Beginning in the 1890s, when Hodgkins painted some of her earliest works, and ending in the 1970s, the period the exhibition charts is one of immense change to social forms and particularly gender relations, covering loosely the interval between the passing of women’s suffrage in 1893 and the formation of the women’s liberation movement in the 60s and 70s. Seen together, the artworks demonstrate the way these shifts filtered into the concerns, sensibilities and lifestyles of their makers, who then metabolised them for the next generation in line.
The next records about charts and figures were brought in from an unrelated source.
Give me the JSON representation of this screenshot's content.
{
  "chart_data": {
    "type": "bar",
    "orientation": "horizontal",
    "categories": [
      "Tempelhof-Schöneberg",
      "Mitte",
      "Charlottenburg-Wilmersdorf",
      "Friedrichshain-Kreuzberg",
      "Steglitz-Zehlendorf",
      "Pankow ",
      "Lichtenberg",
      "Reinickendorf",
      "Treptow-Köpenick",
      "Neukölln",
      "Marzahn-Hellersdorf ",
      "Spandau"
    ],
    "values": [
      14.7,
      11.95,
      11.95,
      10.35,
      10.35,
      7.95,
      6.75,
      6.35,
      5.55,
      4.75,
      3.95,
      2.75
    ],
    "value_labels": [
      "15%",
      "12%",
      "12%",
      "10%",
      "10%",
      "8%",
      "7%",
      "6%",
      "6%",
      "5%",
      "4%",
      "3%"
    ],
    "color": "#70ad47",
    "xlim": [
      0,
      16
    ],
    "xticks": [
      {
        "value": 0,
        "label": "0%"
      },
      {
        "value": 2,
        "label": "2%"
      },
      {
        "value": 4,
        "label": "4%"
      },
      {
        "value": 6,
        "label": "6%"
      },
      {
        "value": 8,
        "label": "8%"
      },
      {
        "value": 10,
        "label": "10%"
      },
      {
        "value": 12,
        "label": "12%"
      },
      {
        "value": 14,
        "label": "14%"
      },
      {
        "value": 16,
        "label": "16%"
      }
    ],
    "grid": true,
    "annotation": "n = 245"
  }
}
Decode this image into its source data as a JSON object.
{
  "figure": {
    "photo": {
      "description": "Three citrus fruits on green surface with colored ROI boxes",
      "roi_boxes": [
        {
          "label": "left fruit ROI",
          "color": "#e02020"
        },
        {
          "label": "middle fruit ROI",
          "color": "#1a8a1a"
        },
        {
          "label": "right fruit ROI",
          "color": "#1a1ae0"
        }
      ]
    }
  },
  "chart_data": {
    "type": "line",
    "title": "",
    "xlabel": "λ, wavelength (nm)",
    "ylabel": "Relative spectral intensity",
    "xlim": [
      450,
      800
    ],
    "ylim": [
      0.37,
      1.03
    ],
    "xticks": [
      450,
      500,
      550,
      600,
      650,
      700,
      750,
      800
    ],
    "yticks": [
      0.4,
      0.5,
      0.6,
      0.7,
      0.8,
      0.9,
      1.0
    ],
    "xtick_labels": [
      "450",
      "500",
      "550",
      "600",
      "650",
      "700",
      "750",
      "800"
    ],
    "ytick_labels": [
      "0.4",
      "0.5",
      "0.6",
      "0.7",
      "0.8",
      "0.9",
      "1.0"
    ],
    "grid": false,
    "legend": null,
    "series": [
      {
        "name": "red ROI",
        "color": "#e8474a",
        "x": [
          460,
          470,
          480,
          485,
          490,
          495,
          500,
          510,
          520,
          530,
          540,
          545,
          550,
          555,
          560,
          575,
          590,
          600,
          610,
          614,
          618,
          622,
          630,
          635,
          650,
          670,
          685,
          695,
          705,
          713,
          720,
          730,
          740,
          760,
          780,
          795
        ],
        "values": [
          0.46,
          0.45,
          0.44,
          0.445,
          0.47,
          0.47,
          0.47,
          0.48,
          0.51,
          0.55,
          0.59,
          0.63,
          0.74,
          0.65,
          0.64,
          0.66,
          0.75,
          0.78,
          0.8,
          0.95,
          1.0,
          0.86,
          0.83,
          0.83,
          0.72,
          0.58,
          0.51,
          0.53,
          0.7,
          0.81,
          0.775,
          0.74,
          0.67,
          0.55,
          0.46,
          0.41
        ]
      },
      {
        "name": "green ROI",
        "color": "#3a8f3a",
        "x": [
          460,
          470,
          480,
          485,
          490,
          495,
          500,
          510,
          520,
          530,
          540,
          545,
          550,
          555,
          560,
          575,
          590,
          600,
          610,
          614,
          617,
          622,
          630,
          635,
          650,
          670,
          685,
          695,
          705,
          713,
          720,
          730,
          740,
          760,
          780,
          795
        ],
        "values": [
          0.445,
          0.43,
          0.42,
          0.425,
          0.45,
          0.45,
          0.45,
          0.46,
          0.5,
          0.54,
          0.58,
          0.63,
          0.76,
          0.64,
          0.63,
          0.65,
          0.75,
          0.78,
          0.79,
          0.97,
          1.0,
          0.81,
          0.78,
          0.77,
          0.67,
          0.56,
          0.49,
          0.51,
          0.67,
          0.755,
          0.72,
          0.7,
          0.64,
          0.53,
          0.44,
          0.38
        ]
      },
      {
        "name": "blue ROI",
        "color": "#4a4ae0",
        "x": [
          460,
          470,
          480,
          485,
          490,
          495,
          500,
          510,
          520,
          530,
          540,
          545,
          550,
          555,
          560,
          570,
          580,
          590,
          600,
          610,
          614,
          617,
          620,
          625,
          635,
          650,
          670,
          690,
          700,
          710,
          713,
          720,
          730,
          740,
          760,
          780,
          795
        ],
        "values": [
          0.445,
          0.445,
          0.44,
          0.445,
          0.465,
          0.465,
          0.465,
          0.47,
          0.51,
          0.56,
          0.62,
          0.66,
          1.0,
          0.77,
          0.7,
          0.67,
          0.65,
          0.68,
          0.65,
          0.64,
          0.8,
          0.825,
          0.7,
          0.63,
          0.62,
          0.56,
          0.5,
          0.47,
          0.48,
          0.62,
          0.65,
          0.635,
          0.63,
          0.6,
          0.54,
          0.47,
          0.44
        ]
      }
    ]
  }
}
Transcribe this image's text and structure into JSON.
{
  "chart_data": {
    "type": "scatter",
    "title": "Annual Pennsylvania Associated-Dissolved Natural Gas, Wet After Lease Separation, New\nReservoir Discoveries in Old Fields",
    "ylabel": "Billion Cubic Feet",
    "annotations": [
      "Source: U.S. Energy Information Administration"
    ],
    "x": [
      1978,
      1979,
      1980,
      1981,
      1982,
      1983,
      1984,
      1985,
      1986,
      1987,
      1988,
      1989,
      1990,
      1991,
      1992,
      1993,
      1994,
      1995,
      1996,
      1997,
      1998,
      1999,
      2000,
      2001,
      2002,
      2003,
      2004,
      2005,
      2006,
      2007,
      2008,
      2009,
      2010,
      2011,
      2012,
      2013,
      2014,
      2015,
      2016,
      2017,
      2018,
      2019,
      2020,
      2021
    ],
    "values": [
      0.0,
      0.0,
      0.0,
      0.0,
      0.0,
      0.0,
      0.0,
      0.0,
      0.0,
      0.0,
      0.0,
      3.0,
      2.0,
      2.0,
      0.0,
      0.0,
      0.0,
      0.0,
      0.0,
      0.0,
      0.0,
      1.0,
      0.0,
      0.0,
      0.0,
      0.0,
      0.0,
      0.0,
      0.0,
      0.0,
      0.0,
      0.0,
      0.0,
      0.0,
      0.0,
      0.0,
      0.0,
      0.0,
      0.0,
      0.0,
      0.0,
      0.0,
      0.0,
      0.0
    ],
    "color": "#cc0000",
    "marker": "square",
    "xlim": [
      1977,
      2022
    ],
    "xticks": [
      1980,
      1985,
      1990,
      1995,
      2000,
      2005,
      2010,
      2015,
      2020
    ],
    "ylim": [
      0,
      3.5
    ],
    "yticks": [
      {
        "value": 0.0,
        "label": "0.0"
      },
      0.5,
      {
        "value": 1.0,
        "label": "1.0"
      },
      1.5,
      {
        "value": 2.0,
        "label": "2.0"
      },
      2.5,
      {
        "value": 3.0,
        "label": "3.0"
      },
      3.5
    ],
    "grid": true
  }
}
Dynamic Women opens 27 September in Tāmaki Makaurau Auckland and will be on view until 14 October. Meanwhile, in Pōneke, from 23 September, City Gallery Wellington will pick up where Gow Langsford left off with Archive: alter/ image, which revists an exhibition curated by Tina Barton and Deborah Lawler-Dormer in 1993 to celebrate the centenary of the women’s suffrage, looking at artworks created between 1973–1993 and the feminist consciousness that informed them.